Lake Erie Bass are in fall feeding mode now. Toronto residents John and his son James were ready to do battle with some monster smallmouth bass. John and I were leery about the winds as they have been moderate since Saturday afternoon. Over night, the winds were coming out of the Southwest and it was difficult to suggest our morning trip on the big lake would be settled enough. So we had cancelled the trip and we were watching the wind forecast for the afternoon tip scheduled for John and James. A quick morning phone call at 9:00 am suggested that we had a window of opportunity to get out in the afternoon provided we start at around 11am and fish the early afternoon before the forecasted winds were to become moderate once more.
John and his son made the trip to Port Colborne and met us at the ramp at 12:30 pm. From 11:00 am to 12:30 the wind had increased from 10 km to about 20 km coming out of the Northwest. Northwest is an alright direction as it comes offshore, but the forecast for strong winds in the late afternoon told us we needed to get off the water before long.
When starting at Cassidy Reef on the east side of Port Colborne , the South west winds of last night was enough to lead a three ft roll waves on the lake.
The increasing Northwest winds were adding a different dynamic to the wave direction and how we can predict our drift direction. We initially set up on the windward side of the reef in 35 FOW and then drifted up on top and then off the east side of the reef the whole time we were inside the red can. We immediately connected with fish, but staying hooked up was the tough part. We offered a little bit of instruction on the technique of hook sets and how to fight a fish and soon after James started hooking up on the second drift. This time the drift was changing as it was more of a Northeasterly direction as the winds started to change and come out of the west. Now the wave were building and white caps were forming.
Drop Shot with Poor Boy Erie Darter Jr was the top producing set-up
James’ personal best was a 16 1/2 “ smallmouth that he caught on there cottage lake up in the Haliberton’s. It was our intention to bump that up a little.
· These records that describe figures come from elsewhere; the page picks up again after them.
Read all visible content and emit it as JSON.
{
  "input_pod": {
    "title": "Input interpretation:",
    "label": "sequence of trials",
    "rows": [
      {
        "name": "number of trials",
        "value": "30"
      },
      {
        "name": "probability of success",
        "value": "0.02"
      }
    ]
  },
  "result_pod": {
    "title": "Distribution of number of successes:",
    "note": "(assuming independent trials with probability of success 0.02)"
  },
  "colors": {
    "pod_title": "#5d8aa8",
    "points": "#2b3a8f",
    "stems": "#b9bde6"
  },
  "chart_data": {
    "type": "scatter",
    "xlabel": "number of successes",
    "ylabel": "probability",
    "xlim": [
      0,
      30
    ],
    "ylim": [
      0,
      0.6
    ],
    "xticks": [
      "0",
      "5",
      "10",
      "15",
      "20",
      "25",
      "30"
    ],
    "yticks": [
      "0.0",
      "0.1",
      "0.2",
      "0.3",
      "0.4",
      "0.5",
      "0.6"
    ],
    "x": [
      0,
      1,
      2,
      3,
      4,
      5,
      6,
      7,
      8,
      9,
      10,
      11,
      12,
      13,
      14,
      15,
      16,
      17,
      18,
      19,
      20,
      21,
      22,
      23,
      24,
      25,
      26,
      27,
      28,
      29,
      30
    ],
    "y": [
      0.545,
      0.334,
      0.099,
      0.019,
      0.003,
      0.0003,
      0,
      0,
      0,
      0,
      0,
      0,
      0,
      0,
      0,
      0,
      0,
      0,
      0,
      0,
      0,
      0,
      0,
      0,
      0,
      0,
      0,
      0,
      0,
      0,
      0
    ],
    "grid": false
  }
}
His fourth fish was exactly at 16 ½” and him and his dad were impressed. Not minutes later we scoop up James’ next bass and it gets the wow’s and ah’s as it measures 17 ½ inches. His new personal best! But the story doesn’t end here. More fish come to the boat between John and James and they were having a blast.
Then on a Tube Jig, a solid bite sets up on a brute smallmouth. 22 FOW the fish comes out of the water almost instantly. Now the cheer’s start up as Jame’s is in the fight of his life. The dark coloured smallmouth bulldogs to the bottom taking drag and then comes up on the surface once more with heavy head shaking and white water. Again the yelling and excitement escalates. Then after clearing the driftsock and managing a netting space the fish comes to the surface and id scooped up in the net.
As the fish is revealed in the bottom of the net on the floor of the boat, John and James are ecstatic and are giving high-fives in celebration. John says “That fish is going to be mounted” So without hesitation we put a scale on it and the digital readout is bouncing between 5.1 – 5.4 lbs (we were in the waves and hard to steady the scale). Length was 19 ¾ inches and not only surpassed James’ personal best, but likely will stand as his best bass for years to come.
The wind and waves were building to 4 or 5 ft and it was time to call it a day. We turned to Port and motored in slowly. We sent John and James off on there trek back to Toronto with conversation with Advanced Taxidermy to have the fish prepared for the wall. Now the story of the trip on Lake Erie in the fall of 2010 will be remembered for years to come.